Bruno Fortier, ex-délégué général du Québec à New York et ami d'enfance de Jean Charest, limogé dans la controverse en 2008, a tenté de se débarrasser d'une employée qui l'accusait de harcèlement.

C'est ce qui ressort d'un jugement de la Cour supérieure publié le mois dernier. M. Fortier réclamait 1,3 million en dédommagement à la suite de son renvoi «abusif». Il n'a obtenu que 10 000$.

Il «a dû subir le dévoilement à un tiers de ses effets personnels et de ses papiers» parce que le gouvernement lui avait interdit de vider sa résidence de fonction, ce qui constituait une faute et nécessitait une compensation, selon le juge Louis-Paul Cullen. Insatisfait du jugement, M. Fortier a interjeté appel.

Le congédiement de Bruno Fortier avait déclenché une forte controverse au printemps 2008. Le premier ministre Charest avait même été obligé de témoigner devant une commission parlementaire pour expliquer ce qu'il savait du dossier - une procédure exceptionnelle très rarement vue à Québec.

Gestes déplacés

En octobre 2007, trois mois après son entrée en fonction comme délégué général du Québec à New York, M. Fortier a rencontré deux employées dans les bureaux de la délégation. Après cette rencontre, une employée identifiée comme «F. M.» a soutenu auprès de son supérieur André Prince que le délégué général a fait des gestes «obscènes, à caractère masturbatoire» devant elle et une autre employée, Mme «A. E.-V.».

«Selon M. Prince, Mme M. lui déclare que Mme E.-V. ne la corroborera pas parce qu'elle est une proche de la fille du premier ministre», relate le jugement.
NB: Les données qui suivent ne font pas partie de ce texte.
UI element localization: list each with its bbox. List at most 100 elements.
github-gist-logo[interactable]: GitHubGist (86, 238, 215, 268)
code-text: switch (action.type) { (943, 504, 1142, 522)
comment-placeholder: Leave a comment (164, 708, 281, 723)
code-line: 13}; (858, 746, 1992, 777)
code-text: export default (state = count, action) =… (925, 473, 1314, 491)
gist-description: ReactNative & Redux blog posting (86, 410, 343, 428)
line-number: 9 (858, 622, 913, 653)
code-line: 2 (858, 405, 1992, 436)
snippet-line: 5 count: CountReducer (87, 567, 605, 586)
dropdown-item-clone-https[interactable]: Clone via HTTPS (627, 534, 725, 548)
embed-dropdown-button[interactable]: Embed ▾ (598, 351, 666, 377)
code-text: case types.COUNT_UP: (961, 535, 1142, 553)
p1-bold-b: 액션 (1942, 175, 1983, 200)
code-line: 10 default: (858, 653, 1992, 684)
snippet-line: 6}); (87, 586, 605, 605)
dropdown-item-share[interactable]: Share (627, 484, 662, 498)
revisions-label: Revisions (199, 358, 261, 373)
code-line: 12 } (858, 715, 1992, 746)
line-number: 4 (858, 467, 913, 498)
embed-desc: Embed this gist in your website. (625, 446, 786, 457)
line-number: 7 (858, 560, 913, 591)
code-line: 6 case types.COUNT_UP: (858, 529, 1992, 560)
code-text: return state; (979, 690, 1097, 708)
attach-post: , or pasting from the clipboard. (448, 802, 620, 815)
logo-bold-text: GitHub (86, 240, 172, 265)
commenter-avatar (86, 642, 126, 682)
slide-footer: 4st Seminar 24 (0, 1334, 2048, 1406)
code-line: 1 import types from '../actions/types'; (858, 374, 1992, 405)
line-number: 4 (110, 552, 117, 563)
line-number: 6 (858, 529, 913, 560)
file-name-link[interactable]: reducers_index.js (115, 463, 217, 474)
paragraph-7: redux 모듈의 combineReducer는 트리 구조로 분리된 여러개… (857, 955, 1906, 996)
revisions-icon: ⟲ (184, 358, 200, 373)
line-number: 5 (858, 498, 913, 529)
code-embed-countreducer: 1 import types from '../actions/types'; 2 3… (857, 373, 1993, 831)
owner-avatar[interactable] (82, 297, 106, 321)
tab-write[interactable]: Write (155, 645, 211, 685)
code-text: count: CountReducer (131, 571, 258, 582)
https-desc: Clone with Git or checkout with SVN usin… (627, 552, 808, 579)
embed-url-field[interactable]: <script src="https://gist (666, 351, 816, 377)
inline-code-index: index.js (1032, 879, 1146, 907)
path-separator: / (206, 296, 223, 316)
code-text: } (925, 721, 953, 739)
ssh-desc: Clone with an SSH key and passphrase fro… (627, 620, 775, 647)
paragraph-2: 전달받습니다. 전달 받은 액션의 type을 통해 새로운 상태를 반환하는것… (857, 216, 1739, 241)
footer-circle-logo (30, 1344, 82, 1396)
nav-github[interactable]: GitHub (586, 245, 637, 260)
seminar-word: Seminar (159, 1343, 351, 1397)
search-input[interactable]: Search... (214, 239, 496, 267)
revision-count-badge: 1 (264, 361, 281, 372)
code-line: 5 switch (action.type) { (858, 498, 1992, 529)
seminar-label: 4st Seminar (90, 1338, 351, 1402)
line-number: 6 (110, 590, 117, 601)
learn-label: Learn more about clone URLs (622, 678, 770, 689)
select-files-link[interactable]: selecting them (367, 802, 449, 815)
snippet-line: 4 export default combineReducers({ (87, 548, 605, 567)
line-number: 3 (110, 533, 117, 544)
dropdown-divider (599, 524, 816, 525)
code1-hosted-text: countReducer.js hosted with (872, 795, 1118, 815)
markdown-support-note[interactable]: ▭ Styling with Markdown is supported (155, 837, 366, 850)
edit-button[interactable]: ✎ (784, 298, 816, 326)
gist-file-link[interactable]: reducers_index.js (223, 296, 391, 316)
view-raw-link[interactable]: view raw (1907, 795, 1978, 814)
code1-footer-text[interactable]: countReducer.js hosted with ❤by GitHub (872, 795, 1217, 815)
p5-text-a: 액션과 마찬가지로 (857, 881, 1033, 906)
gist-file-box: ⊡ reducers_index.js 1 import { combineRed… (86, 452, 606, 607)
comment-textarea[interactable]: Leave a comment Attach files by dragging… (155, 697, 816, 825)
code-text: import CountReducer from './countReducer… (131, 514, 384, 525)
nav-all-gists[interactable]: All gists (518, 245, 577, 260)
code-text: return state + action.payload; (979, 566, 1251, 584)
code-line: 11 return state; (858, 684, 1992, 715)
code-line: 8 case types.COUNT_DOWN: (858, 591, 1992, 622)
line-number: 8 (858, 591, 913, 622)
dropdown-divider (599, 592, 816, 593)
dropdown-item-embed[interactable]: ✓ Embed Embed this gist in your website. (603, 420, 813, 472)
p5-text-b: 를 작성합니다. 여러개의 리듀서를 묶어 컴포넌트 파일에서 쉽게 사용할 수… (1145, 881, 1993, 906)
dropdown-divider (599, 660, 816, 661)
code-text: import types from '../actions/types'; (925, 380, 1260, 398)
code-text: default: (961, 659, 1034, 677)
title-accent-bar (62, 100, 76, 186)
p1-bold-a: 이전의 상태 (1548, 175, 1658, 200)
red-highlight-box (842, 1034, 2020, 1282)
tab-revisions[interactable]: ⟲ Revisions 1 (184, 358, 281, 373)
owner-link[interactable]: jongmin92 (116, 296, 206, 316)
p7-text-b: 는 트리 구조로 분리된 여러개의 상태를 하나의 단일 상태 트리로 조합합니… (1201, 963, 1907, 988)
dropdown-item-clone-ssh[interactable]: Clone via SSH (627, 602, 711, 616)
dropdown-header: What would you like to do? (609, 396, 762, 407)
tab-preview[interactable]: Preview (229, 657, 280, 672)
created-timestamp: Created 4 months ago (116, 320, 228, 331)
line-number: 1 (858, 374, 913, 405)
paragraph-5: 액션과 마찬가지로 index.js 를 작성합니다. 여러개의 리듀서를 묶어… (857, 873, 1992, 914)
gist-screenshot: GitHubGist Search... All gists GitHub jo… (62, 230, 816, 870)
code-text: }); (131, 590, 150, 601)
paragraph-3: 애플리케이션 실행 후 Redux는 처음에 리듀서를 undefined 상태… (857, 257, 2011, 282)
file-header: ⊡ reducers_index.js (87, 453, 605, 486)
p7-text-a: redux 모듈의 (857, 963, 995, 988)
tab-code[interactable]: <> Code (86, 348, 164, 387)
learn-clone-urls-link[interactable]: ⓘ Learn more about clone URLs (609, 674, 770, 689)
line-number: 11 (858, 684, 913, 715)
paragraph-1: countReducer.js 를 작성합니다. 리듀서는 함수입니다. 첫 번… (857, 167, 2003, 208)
Bruno Fortier est un ami de Jean Charest et c'est lui qui l'a personnellement averti de sa nomination.

Selon la décision judiciaire, Bruno Fortier a fait valoir qu'il avait une cicatrice près des parties génitales, ce qui lui cause parfois des démangeaisons.

Le 18 octobre 2007, M. Prince a avisé M. Fortier des allégations qui pesaient contre lui. Le délégué général a choisi de ne pas transmettre l'information à Québec «en dépit du fait qu'elles sont sérieuses», a écrit le juge Cullen. Deux jours après ces communications, les deux hommes se sont échangé un plan prévoyant «trois terminaisons d'emploi, y compris l'emploi de MmeM...»

Bruno Fortier sera finalement rappelé à Québec le 14 mars 2008, sans qu'on l'avertisse que c'était pour le congédier et sans possibilité de remettre les pieds dans sa résidence.

Dans les semaines précédentes, il avait tenté d'accélérer la mise en place de son plan de ressources humaines, malgré les réserves émises par le Ministère, puis avait modifié les tâches de F.M. Au procès, Bruno Fortier a assuré avoir obtenu l'autorisation d'agir ainsi. «Invraisemblable», a commenté le juge. Le gouvernement plaidait le contraire.

La plainte pour harcèlement a été retirée après le congédiement de Bruno Fortier.

Contactés par La Presse, Bruno Fortier et le ministère des Relations internationales ont tous deux refusé de commenter le dossier, étant donné qu'on a interjeté appel.

Dans les documents qu'il a récemment déposés à la Cour d'appel, M. Fortier soulève quatre potentielles erreurs commises par la Cour supérieure. Il espère toujours recevoir 1,3 million de Québec.

Bruno Fortier est maintenant consultant dans le monde des affaires.